土壌、地下水、海水にもヒ素は含まれています。
たとえば、地下の岩石から湧きだす天然水には、ヒ素が含有されています。
市販のミネラルウォーターの数値を見てみましょう。
※ライフアップオンライン:支笏の秘水』と主な市販ミネラルウォーターの成分値
・ボルビック ・・・0.009mg/ℓ
・六甲のおいしい水 ・・・0.003mg
・エビアン ・・・0.002mg
cf. 豊洲地下施設 ・・・0.004mg
ちなみに日常的に飲む水と、たまに飲む清涼飲料水の基準値は異なっています。
・清涼飲料水のヒ素の規格値・・・0.05mg/ℓ
※厚生労働省「食品、添加物等の規格基準」
・水道水、地下水のヒ素規格値・・・ 0.01mg/ℓ
※環境省「地下水の水質汚濁に係る環境基準について 」
よく報道で使われる基準値は2番目の水道水の基準値で、ミネラルウォーターは1番目の清涼飲料水に入れられています。
それは使用頻度でわけているからです。
ですから、ボルビックに「基準値の9割じゃないか」と抗議したら、「なにをおっしゃっているんですか。そういうのを安全と言うんですよ」とたしなめられるでしょう。

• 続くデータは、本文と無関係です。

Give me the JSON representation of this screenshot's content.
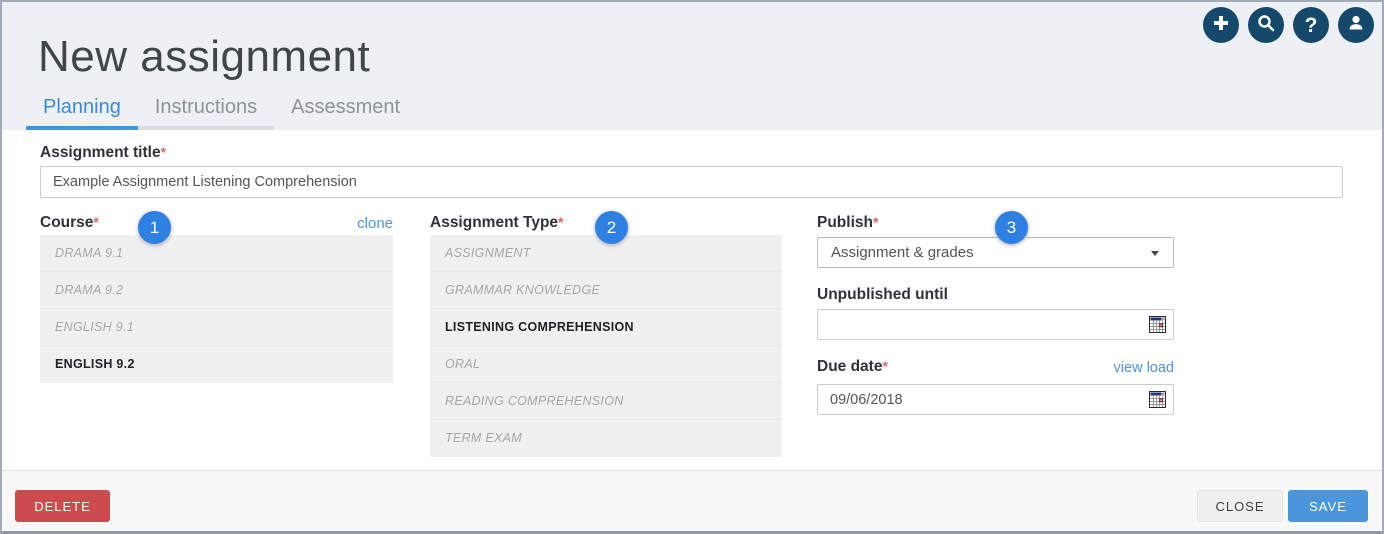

ボルビックを毎日飲んだり、炊飯に使っていると2番目に入ってしまい、オソロシヤと思う人もいるでしょうが、食品基準は100倍のマージンを持って定められています。
基準値設定は動物実験でやっていますが、さらに人間と動物では身体の大きさや感受性が違うということで、それを10倍にし、そのうえに人間は個体差があるのでそれをまた10倍にしています。
え~、本当に危険だと思われる基準値の、とれだけになりましたか。ざっと100倍ですね。
いわば崖の数百m先を基準値にしているわけです。
だから勝手に「基準値の4割だからキケンだぁ」などというと、自分の非科学ぶりがバレてしまうことになります。
海水や地下水、土壌にも一定量含まれていますから、人体にも食物の形で移行します。
長くなるので略しますが、米にも海産物にもヒ素は含有されています。
※農林水産省 食品中のヒ素に関する基礎情報
・精米のヒ素含有量・・・0.14mg/kg(平均値)
・ひじき(乾物) ・・・93
・のり(乾物) ・・・25
もし共産党が言うように、「猛毒」ヒ素を食べた瞬間死んでしまったり病気になったら、日本民族はとっくの昔に滅亡しています。
ましてや、打って間もないコンクリートタタキの上で測定したら、石灰の強アルカリが出るのはあたりまえです。
それを「うわ~、強アルカリでリトマス試験紙が真っ青です.」とやるマスコミの頭は、ホントに大丈夫なのでしょうか。
このような一人歩きしたプロパガンダに乗って、「もはや豊洲に移転する大義はなくなった」と言っているキャスターがいたのには驚きました。
小池さんが豊洲伏魔殿の扉をこじ開けたことは拍手を送ります。
今までの都政の歪みは眼を覆うばかりなのは確かなようですから、大いに戦って下さい。
しかし、その武器に共産党やマスコミの科学的誠実さがかけらもない、悪質な政治プロパガンダに乗らないでいただきたいと思います。
それにしても、共産党のプロパガンダにまんまと乗ってしまったマスコミは、ちっとも原発事故から進歩していませんね。